Devant les stations-service de Téhéran, les automobilistes iraniens doivent désormais patienter plusieurs heures pour effectuer un plein d’essence. Cette crise d’approvisionnement s’intensifie alors que le secrétaire au Trésor américain, Scott Bessent, a annoncé vouloir couper définitivement l’Iran des circuits financiers mondiaux. Face à la dégradation de la situation, les autorités iraniennes envisagent d’alléger les subventions d’État sur les carburants, accentuant la hantise d’une pénurie généralisée au sein d’une population déjà essoufflée.
Sur le plan social, la dépréciation historique de la monnaie nationale et une inflation supérieure à 10 % pèsent lourdement sur le panier de la ménagère. Dans les commerces de détail, les produits de première nécessité comme le lait ou les pâtes connaissent des augmentations tarifaires hebdomadaires, contraignant un nombre croissant d’habitants à acheter leurs denrées alimentaires à crédit. Bien que les magasins restent approvisionnés, la chute brutale du pouvoir d’achat affecte directement le mode de vie des ménages.
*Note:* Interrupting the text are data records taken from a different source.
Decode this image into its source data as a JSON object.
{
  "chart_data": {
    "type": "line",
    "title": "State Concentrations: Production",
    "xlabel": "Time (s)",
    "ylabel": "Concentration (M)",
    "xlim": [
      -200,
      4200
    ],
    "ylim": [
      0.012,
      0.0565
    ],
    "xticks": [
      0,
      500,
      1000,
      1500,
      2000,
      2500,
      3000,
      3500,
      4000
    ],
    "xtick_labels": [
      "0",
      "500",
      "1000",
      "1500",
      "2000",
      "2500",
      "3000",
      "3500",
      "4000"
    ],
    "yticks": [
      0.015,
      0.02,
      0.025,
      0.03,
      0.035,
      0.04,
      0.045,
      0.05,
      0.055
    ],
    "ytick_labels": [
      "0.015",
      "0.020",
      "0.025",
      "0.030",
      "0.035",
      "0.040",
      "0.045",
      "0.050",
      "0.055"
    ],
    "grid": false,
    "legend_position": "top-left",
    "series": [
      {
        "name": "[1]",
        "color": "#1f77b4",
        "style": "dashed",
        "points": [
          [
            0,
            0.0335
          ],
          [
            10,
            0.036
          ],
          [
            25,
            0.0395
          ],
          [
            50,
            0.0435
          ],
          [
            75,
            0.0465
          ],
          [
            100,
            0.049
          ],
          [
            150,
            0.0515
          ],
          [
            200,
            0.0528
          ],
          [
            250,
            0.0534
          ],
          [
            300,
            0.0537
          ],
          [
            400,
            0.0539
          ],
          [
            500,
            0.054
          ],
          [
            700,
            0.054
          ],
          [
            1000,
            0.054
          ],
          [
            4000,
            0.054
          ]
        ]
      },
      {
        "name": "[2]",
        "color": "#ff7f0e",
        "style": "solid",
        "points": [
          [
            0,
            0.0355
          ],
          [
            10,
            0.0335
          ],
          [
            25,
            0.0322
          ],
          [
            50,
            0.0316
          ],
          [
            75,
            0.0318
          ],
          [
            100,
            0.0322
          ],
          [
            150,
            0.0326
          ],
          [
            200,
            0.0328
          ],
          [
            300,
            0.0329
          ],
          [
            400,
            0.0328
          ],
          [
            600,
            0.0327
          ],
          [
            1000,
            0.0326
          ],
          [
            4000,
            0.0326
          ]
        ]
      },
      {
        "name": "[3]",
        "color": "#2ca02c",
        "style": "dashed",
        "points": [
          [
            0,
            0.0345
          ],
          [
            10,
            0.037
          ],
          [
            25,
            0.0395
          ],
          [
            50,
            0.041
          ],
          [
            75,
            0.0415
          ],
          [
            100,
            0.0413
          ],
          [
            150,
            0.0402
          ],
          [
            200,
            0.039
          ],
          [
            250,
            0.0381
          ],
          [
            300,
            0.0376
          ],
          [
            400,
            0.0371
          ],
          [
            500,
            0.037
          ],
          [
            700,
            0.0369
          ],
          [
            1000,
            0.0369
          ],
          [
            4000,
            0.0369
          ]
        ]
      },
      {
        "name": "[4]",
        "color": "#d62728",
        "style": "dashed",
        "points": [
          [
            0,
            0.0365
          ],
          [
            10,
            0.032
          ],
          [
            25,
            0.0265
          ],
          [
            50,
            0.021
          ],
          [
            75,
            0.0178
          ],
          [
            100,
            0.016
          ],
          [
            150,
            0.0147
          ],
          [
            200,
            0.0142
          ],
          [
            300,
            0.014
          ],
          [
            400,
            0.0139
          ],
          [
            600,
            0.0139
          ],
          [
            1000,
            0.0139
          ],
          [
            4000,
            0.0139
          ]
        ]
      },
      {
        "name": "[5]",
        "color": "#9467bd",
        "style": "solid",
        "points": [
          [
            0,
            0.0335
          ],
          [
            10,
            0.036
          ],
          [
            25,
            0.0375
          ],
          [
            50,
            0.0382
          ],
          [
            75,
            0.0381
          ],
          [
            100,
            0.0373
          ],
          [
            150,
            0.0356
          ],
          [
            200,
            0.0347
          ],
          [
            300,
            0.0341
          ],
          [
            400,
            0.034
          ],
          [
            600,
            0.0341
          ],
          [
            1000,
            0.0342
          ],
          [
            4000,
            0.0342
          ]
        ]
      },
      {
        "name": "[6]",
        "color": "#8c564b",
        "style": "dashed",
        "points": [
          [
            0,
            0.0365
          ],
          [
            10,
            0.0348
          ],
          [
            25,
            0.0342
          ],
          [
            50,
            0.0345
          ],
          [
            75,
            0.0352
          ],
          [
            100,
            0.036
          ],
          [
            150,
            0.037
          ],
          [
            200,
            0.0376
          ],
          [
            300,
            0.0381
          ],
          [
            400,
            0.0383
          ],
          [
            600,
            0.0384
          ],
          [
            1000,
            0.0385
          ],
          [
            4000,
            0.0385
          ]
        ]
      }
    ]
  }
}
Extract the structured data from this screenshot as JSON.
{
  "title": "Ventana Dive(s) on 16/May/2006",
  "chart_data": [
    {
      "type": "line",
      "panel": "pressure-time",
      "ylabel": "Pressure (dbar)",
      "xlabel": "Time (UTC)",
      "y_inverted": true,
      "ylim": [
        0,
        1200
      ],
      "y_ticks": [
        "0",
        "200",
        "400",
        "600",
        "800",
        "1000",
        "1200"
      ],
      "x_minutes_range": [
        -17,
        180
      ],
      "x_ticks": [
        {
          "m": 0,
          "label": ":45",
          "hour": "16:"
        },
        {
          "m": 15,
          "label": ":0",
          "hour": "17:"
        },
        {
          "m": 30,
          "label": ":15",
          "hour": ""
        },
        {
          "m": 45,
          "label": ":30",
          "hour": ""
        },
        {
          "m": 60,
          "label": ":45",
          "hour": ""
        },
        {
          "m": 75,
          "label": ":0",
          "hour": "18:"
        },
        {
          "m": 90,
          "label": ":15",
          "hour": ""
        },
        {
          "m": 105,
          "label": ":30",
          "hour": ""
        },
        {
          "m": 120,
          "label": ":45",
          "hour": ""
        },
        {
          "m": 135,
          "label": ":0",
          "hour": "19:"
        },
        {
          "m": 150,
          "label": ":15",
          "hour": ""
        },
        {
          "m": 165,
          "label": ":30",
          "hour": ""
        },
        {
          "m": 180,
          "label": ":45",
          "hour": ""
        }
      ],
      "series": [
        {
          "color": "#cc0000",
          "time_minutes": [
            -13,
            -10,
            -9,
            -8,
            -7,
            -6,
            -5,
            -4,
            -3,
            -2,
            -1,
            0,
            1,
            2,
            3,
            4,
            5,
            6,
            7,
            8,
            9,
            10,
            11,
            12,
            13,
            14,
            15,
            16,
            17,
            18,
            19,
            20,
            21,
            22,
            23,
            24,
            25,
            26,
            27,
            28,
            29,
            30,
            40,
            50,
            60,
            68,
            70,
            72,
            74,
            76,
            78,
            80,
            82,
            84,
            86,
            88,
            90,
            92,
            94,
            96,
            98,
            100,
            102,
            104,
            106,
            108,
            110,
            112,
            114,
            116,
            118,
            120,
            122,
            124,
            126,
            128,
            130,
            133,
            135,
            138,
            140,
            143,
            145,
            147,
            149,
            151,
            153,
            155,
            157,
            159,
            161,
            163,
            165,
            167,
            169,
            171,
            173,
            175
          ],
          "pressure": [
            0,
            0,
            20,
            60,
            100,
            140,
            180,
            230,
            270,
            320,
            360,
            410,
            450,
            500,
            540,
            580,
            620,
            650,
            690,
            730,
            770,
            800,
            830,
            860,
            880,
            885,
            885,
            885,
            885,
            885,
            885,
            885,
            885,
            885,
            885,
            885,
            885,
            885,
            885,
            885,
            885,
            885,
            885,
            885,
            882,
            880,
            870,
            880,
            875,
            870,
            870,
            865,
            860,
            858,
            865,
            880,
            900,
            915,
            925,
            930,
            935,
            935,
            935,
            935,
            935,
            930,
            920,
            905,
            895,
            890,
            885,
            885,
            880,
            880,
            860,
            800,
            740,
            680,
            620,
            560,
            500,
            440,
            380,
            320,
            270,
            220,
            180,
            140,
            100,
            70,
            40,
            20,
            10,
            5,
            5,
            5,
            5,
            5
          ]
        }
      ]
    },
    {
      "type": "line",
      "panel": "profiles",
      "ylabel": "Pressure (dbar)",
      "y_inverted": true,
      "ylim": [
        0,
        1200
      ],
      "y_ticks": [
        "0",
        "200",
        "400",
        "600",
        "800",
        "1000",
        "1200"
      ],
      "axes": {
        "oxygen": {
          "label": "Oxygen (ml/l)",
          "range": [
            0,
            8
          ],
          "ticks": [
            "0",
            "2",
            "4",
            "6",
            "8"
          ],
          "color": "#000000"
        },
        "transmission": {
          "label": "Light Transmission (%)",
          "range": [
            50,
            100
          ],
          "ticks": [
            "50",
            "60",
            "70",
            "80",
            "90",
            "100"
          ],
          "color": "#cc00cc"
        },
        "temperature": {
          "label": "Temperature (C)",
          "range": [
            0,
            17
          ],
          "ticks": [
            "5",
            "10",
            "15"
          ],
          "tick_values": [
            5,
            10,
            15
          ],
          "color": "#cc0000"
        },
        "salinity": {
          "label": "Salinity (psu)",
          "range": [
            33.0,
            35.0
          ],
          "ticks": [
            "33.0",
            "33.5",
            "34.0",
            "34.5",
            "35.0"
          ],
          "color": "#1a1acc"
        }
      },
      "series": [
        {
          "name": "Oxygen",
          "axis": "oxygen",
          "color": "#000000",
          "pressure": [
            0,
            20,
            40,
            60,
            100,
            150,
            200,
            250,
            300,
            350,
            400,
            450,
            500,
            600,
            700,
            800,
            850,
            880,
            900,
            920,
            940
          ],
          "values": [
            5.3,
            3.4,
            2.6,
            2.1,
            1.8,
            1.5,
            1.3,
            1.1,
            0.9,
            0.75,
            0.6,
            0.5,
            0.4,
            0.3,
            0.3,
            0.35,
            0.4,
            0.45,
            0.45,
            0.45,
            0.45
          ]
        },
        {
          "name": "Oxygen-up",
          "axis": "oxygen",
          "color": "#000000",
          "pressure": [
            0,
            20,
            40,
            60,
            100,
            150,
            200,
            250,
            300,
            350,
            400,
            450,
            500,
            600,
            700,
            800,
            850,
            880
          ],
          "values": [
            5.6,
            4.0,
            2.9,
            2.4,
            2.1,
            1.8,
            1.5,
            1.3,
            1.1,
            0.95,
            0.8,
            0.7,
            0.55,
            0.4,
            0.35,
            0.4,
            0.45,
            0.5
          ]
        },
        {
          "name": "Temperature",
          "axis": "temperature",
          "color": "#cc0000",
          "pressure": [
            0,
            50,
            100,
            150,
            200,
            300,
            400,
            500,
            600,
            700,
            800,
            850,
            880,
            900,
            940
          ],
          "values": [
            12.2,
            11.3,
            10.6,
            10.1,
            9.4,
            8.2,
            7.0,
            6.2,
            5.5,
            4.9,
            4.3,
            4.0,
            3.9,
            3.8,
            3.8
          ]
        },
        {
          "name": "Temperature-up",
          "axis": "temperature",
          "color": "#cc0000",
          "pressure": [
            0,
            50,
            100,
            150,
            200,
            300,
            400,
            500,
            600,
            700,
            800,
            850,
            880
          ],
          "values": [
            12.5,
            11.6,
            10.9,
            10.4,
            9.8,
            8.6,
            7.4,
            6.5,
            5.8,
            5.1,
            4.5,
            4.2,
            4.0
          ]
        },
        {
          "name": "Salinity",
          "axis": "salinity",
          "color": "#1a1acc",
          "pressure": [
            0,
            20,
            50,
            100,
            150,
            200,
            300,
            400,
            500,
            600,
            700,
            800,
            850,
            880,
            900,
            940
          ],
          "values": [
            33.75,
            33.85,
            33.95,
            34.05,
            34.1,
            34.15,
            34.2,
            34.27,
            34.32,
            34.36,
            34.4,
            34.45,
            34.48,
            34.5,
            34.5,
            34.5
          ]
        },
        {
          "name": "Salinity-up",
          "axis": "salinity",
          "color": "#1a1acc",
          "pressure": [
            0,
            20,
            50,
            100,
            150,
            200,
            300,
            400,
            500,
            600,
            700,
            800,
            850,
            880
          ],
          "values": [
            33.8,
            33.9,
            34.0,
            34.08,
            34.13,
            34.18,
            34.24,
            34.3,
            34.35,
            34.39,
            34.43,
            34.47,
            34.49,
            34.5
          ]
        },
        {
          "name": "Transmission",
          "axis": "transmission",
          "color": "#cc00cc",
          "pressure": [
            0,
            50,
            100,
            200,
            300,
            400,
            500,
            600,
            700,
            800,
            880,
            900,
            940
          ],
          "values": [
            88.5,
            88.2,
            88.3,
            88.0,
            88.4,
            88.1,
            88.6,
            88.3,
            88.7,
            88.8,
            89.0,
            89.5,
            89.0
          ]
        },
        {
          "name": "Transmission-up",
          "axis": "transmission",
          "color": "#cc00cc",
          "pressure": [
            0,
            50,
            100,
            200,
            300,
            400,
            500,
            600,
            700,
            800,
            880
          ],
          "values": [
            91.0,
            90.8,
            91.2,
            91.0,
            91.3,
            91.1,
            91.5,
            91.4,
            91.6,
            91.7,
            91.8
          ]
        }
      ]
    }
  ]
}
Sur le plan politique, le président Massoud Pezeshkian a accusé Washington de mener une guerre économique délibérée visant à susciter le mécontentement populaire et à déstabiliser le pays. La direction politique iranienne refuse toutefois toute capitulation et compte sur ses exportations pétrolières vers la Chine pour maintenir son économie sous perfusion. Pour l’heure, les autorités parviennent à contenir la rue, quelques mois après la répression sévère des manifestations du début d’année.
Toutefois, la détérioration continue des conditions de vie et la hausse mondiale des cours de l’énergie posent la question des limites de la résilience populaire face aux blocus économiques prolongés. Alors que la pression financière internationale s’accroît, la capacité des gouvernements à préserver le pouvoir d’achat et la stabilité des prix énergétiques demeure un défi central pour l’équilibre socio-économique global.